Jumat, 24 September 2010

Seorang Pengeluhkah Saya?

Dengan menulis segala kepusingan diri, apakah menjadikan saya seorang pengeluh? Kalau boleh jujur, saya tidak ingin dikatakan seorang pengeluh. Karena apa yang saya lakukan di tulisan ini hanya sebuah pengungkapan yang sejujurnya tentang apa yang saya alami. Saya tidak bermaksud mengeluh pada siapa pun. Tentunya jika saya ingin mengeluh, saya akan melakukan pembicaraan dengan keluarga tentang apa yang sebenarnya saya alami dalam berumahtangga. Saya menulis justru tidak ingin membuat pikiran orangtua atau siapapun keluarga dekat ikut merasa pusing. Saya sudah dewasa ketika menikah, 28 tahun. Bukan usia yang muda lagi. Jadi alangkah malunya saya jika mengeluh pada keluarga. Saya menulis sebagai saluran rasa yang ada di dada, menyesakan seandainya tidak ada jalan untuk mengeluarkannya.
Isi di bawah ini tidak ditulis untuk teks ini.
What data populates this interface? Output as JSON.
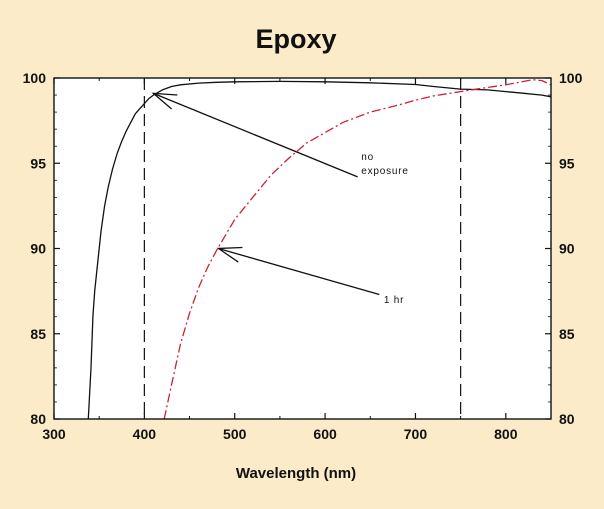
{
  "chart_data": {
    "type": "line",
    "title": "Epoxy",
    "xlabel": "Wavelength (nm)",
    "ylabel": "",
    "xlim": [
      300,
      850
    ],
    "ylim": [
      80,
      100
    ],
    "x_ticks": [
      300,
      400,
      500,
      600,
      700,
      800
    ],
    "y_ticks": [
      80,
      85,
      90,
      95,
      100
    ],
    "y_ticks_right": [
      80,
      85,
      90,
      95,
      100
    ],
    "grid": false,
    "reference_lines": [
      400,
      750
    ],
    "series": [
      {
        "color": "#111111",
        "style": "solid",
        "points": [
          [
            338,
            80
          ],
          [
            341,
            83
          ],
          [
            343,
            86
          ],
          [
            345,
            87.5
          ],
          [
            348,
            89
          ],
          [
            352,
            91
          ],
          [
            356,
            92.5
          ],
          [
            360,
            93.6
          ],
          [
            365,
            94.7
          ],
          [
            370,
            95.6
          ],
          [
            375,
            96.3
          ],
          [
            380,
            96.9
          ],
          [
            385,
            97.4
          ],
          [
            390,
            97.9
          ],
          [
            395,
            98.2
          ],
          [
            400,
            98.5
          ],
          [
            405,
            98.8
          ],
          [
            410,
            99.0
          ],
          [
            420,
            99.3
          ],
          [
            430,
            99.5
          ],
          [
            440,
            99.6
          ],
          [
            460,
            99.7
          ],
          [
            480,
            99.75
          ],
          [
            500,
            99.78
          ],
          [
            550,
            99.8
          ],
          [
            600,
            99.78
          ],
          [
            650,
            99.72
          ],
          [
            700,
            99.62
          ],
          [
            720,
            99.5
          ],
          [
            750,
            99.35
          ],
          [
            780,
            99.3
          ],
          [
            800,
            99.2
          ],
          [
            820,
            99.1
          ],
          [
            840,
            99.0
          ],
          [
            850,
            98.9
          ]
        ]
      },
      {
        "color": "#CC2233",
        "style": "dashed",
        "points": [
          [
            422,
            80
          ],
          [
            430,
            82
          ],
          [
            440,
            84.4
          ],
          [
            450,
            86.2
          ],
          [
            460,
            87.7
          ],
          [
            470,
            88.9
          ],
          [
            480,
            89.9
          ],
          [
            490,
            90.8
          ],
          [
            500,
            91.7
          ],
          [
            520,
            93.0
          ],
          [
            540,
            94.3
          ],
          [
            560,
            95.3
          ],
          [
            580,
            96.2
          ],
          [
            600,
            96.8
          ],
          [
            620,
            97.4
          ],
          [
            650,
            98.0
          ],
          [
            680,
            98.4
          ],
          [
            700,
            98.7
          ],
          [
            720,
            98.95
          ],
          [
            750,
            99.2
          ],
          [
            780,
            99.45
          ],
          [
            800,
            99.6
          ],
          [
            820,
            99.8
          ],
          [
            830,
            99.9
          ],
          [
            840,
            99.85
          ],
          [
            850,
            99.6
          ]
        ]
      }
    ],
    "annotations": [
      {
        "lines": [
          "no",
          "exposure"
        ],
        "text_anchor": [
          640,
          95.2
        ],
        "arrow_from": [
          636,
          94.2
        ],
        "arrow_to": [
          410,
          99.1
        ]
      },
      {
        "lines": [
          "1 hr"
        ],
        "text_anchor": [
          665,
          86.8
        ],
        "arrow_from": [
          660,
          87.3
        ],
        "arrow_to": [
          482,
          90.0
        ]
      }
    ]
  }
}
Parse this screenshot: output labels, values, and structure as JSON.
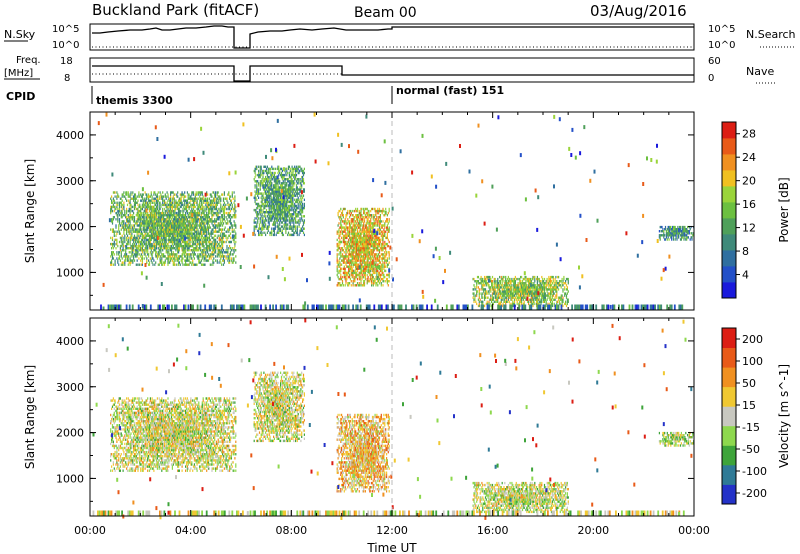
{
  "header": {
    "radar": "Buckland Park (fitACF)",
    "beam": "Beam 00",
    "date": "03/Aug/2016"
  },
  "strips": {
    "nsky_label": "N.Sky",
    "nsearch_label": "N.Search",
    "noise_ticks": [
      "10^5",
      "10^0"
    ],
    "freq_label_top": "Freq.",
    "freq_label_unit": "[MHz]",
    "freq_ticks": [
      "18",
      "8"
    ],
    "nave_label": "Nave",
    "nave_ticks": [
      "60",
      "0"
    ],
    "cpid_label": "CPID",
    "cpid_segments": [
      "themis 3300",
      "normal (fast) 151"
    ]
  },
  "chart_data": [
    {
      "type": "heatmap",
      "title": "",
      "xlabel": "Time UT",
      "ylabel": "Slant Range [km]",
      "x_ticks": [
        "00:00",
        "04:00",
        "08:00",
        "12:00",
        "16:00",
        "20:00",
        "00:00"
      ],
      "xlim_hours": [
        0,
        24
      ],
      "y_ticks": [
        1000,
        2000,
        3000,
        4000
      ],
      "ylim": [
        180,
        4500
      ],
      "colorbar": {
        "label": "Power [dB]",
        "ticks": [
          4,
          8,
          12,
          16,
          20,
          24,
          28
        ],
        "range": [
          0,
          30
        ],
        "colors": [
          "#1a1adc",
          "#2350c8",
          "#2f6fa0",
          "#3f8a7a",
          "#4fa05a",
          "#6cc040",
          "#9ad43a",
          "#f0c020",
          "#f09020",
          "#e85a18",
          "#dc1e14"
        ]
      },
      "regions": [
        {
          "t0": 0.8,
          "t1": 5.8,
          "r0": 1150,
          "r1": 2750,
          "level": 14
        },
        {
          "t0": 6.5,
          "t1": 8.5,
          "r0": 1800,
          "r1": 3300,
          "level": 12
        },
        {
          "t0": 9.8,
          "t1": 11.9,
          "r0": 700,
          "r1": 2400,
          "level": 20
        },
        {
          "t0": 15.2,
          "t1": 19.0,
          "r0": 250,
          "r1": 900,
          "level": 16
        },
        {
          "t0": 22.6,
          "t1": 24.0,
          "r0": 1700,
          "r1": 2000,
          "level": 10
        }
      ]
    },
    {
      "type": "heatmap",
      "title": "",
      "xlabel": "Time UT",
      "ylabel": "Slant Range [km]",
      "x_ticks": [
        "00:00",
        "04:00",
        "08:00",
        "12:00",
        "16:00",
        "20:00",
        "00:00"
      ],
      "xlim_hours": [
        0,
        24
      ],
      "y_ticks": [
        1000,
        2000,
        3000,
        4000
      ],
      "ylim": [
        180,
        4500
      ],
      "colorbar": {
        "label": "Velocity [m s^-1]",
        "ticks": [
          "200",
          "100",
          "50",
          "15",
          "-15",
          "-50",
          "-100",
          "-200"
        ],
        "range": [
          -250,
          250
        ],
        "colors": [
          "#2432c8",
          "#2f7a96",
          "#3ea43a",
          "#8ed84e",
          "#c8c8c0",
          "#f0c832",
          "#f09020",
          "#e85a18",
          "#dc1e14"
        ]
      },
      "regions": [
        {
          "t0": 0.8,
          "t1": 5.8,
          "r0": 1150,
          "r1": 2750,
          "level": 0
        },
        {
          "t0": 6.5,
          "t1": 8.5,
          "r0": 1800,
          "r1": 3300,
          "level": 0
        },
        {
          "t0": 9.8,
          "t1": 11.9,
          "r0": 700,
          "r1": 2400,
          "level": 60
        },
        {
          "t0": 15.2,
          "t1": 19.0,
          "r0": 250,
          "r1": 900,
          "level": -10
        },
        {
          "t0": 22.6,
          "t1": 24.0,
          "r0": 1700,
          "r1": 2000,
          "level": -20
        }
      ]
    }
  ]
}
Jadi keputusan apapun yang saya lakukan dalam pernikahan adalah resiko pribadi yang harus saya tanggung. Mungkin dari bekal pengalaman ini, saya bisa mengajarkan anak2 saya agar kelak mereka tidak mengalami hal yang sama yang saya alami. Pelajaran pertama adalah jangan pacaran di usia sekolah. Karena di usia itu sangat tidak mungkin kita membicarakan tentang uang dan warisan. Lalu, jangan pernah hanya mendengar tentang kekayaan dari orang lain tanpa pernah mengetahui kebenarannnya. dua hal inilah yang salah, yang menjadi kebodohan saya. Nama besar Trijaya, ternyata hanya omong kosong. Yang benar2 kaya sebenarnya kakak ipar suami yang mempunyai sikap low profile. Yang dimiliki Trijaya hanyalah kesombongan. Usia yang muda membuat saya tidak berpikir tentang guna sertifikat. Dengan di beri rumah tinggal saya berpikir bahwa itu sudah menjadi kepemilikan. Hahaha.